Den Haushaltsansatz zur Förderung freier Kulturprojekte möchte ich deutlich erhöhen und dadurch auch eine finanzielle Grundlage für Kunst und Kultur in Lübeck ermöglichen. Dies kann helfen, freien Kulturschaffenden eine Existenzsicherung zu bieten. Die Jahresschau der Gemeinschaft Lübecker Künstler benötigt verlässlich verfügbare Ausstellungsräume. Die Projektentwicklung der Kulturtankstelle muss von der Stadt begleitet werden. Die vielen freien Kunst- und Kulturschaffenden brauchen Unterstützung. Das finanzielle Engagement der Stadt kann durch die erhöhte Wertschöpfung und durch veränderte Finanzierungswege kompensiert werden.

Die Kulturbühne in Travemünde ist ein wichtiges, freies Kulturangebot in Travemünde. Zum Jahresende hat der Hamburger Besitzer des Hafenbahnhofs den Spielort der Kulturbühne gekündigt. Als neue Spielstätte möchte die Kulturbühne eine ca. 1000 m² große Freifläche pachten, um ein Spiegelzelt aufzustellen. Trotz vieler Versprechen ist seit Monaten nichts passiert. Ich setzte mich dafür ein, auf dem Leuchtenfeld eine kleine Teilfläche abzutrennen und an die Kulturbühne zu verpachten. Kulturförderung bedeutet für mich, sich um konkrete Problemlösungen zu kümmern.

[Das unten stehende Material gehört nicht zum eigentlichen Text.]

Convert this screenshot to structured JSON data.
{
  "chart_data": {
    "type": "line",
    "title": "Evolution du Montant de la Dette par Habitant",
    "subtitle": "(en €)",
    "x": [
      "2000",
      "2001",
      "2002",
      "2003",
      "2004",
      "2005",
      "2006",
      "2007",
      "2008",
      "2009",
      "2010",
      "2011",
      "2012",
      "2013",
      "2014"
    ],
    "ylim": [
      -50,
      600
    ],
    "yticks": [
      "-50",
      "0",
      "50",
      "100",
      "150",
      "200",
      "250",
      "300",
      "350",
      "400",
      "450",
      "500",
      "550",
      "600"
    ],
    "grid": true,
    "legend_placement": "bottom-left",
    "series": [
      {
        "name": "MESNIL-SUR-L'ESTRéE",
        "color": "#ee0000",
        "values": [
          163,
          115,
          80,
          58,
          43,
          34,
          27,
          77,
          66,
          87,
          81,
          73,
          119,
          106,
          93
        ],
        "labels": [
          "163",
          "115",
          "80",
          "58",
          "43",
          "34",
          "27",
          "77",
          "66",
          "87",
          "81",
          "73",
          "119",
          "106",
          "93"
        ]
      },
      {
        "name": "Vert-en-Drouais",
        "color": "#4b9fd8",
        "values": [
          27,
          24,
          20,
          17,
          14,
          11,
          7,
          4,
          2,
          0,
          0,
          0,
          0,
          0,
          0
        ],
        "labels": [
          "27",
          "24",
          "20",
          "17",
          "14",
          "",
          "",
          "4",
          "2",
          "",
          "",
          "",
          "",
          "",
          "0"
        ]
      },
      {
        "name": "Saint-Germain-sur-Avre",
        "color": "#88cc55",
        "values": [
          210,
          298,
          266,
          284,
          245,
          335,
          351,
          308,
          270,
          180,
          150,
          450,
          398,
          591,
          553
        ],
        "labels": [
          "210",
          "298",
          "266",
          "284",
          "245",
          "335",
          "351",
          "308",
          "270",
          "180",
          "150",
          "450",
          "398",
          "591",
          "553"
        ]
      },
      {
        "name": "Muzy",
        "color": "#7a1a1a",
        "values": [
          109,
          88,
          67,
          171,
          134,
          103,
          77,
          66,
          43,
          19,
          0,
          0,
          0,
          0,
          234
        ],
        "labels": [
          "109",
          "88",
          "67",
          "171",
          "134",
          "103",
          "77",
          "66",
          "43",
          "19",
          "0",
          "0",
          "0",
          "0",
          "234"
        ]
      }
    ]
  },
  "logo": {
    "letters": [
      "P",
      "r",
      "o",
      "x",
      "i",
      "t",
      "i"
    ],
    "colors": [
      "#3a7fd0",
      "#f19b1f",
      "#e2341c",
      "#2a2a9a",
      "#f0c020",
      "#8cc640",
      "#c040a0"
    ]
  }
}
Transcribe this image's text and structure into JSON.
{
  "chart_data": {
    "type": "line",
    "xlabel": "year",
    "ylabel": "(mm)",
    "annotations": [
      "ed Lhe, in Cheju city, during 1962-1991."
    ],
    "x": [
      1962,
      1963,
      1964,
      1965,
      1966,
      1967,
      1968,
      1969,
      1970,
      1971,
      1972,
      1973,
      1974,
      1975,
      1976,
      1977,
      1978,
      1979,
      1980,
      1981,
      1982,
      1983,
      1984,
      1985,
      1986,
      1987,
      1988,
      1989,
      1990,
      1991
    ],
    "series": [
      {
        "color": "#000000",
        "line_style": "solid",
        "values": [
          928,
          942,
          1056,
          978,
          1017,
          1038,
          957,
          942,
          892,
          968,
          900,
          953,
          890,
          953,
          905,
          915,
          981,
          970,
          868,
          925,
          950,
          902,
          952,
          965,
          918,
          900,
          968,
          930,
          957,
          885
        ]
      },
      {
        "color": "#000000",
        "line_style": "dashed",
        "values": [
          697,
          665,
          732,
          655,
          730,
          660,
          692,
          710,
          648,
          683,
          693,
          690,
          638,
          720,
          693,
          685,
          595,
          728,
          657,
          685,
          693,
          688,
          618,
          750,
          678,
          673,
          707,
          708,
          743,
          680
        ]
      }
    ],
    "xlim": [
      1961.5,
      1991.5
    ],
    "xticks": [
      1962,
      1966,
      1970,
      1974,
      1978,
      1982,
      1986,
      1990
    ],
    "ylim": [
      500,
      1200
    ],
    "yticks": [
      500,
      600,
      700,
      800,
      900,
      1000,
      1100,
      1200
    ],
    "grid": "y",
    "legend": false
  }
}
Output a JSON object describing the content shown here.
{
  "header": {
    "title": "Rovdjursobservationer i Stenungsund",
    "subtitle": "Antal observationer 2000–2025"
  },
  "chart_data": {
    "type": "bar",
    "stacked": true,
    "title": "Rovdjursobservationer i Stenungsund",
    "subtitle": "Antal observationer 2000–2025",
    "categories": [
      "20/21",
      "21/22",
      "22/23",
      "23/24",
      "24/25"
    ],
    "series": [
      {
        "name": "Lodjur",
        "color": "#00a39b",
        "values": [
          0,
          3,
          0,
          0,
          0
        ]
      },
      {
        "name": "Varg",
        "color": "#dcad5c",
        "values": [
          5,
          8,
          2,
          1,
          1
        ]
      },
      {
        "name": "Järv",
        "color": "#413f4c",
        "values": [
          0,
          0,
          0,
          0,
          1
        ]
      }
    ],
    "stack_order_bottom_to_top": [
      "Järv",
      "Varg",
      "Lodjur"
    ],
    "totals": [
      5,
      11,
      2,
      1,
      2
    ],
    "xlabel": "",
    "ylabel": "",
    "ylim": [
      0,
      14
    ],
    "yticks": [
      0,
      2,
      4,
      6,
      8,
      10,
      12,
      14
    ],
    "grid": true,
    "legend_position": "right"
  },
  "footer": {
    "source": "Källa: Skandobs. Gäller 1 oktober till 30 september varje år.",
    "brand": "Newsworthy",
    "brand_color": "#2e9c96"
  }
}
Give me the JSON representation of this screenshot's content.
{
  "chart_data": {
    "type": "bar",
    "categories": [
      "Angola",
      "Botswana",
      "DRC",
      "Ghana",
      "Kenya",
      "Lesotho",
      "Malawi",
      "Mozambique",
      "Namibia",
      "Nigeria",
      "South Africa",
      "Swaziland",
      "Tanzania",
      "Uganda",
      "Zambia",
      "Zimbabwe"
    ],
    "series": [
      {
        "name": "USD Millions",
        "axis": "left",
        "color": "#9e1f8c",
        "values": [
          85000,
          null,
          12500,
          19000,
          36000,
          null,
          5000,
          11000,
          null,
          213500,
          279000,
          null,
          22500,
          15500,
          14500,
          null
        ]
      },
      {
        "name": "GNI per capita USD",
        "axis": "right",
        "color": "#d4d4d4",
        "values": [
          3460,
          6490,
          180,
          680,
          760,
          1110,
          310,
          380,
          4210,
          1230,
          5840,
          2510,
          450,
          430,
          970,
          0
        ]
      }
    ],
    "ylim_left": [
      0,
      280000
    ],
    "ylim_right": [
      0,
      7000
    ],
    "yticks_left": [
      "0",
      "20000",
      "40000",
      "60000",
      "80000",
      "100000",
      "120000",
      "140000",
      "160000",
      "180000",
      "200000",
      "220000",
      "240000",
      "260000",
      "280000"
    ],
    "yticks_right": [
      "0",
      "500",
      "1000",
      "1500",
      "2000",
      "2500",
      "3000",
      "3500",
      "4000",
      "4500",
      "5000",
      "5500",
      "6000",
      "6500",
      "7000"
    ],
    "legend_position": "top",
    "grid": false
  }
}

Daneben will ich daran arbeiten, dass die Völkerkundesammlung wieder feste Ausstellungräumlichkeiten bekommt, dass die Öffnung der Katharinenkirche auf Dauer gesichert wird und dass ein Altstadthaus als Welterbezentrum mit einem pädagogischen Auftrag eingerichtet wird.
Die Denkmalschutzbehörde in Lübeck ist nicht optimal aufgestellt. In der Amtszeit der derzeitigen Kultursenatorin sind der freie Etat der Denkmalpflege und Personalstellen gekürzt worden. Das ist das falsche Signal für unsere Kulturstadt und eine Schwächung der Leistungsfähigkeit der Lübecker Denkmalpflege. Diese falsche Prioritätensetzung will ich unverzüglich korrigieren.

Eine Alternative zu den beiden etablierten Kandidaten, die schon im Rathaus Verantwortung tragen

Alle Bürgermeisterkandidaten engagieren sich für unsere Stadt und wollen Lübeck voranbringen. Dies verdient Respekt. Bei den vielen Vorstellungsrunden der Kandidaten wurde deutlich, dass es bei den angestrebten Zielen viele Übereinstimmungen gibt. Die gravierenden Unterschiede ergeben sich überwiegend bei den Verfahrensweisen. Die Kandidatin der CDU, der Linken, der Bürger für Lübeck, der Grünen und der FDP, die erste stellvertretende Bürgermeisterin Kathrin Weiher, sieht wenig Bedarf an veränderten Verfahrensweisen. Der Kandidat der SPD, der Fraktionsvorsitzende Jan Lindenau, möchte zwar einiges anders machen als Bürgermeister Bernd Saxe (SPD), aber bei den Verfahrenswegen im Rathaus nur wenig Grundlegendes reformieren.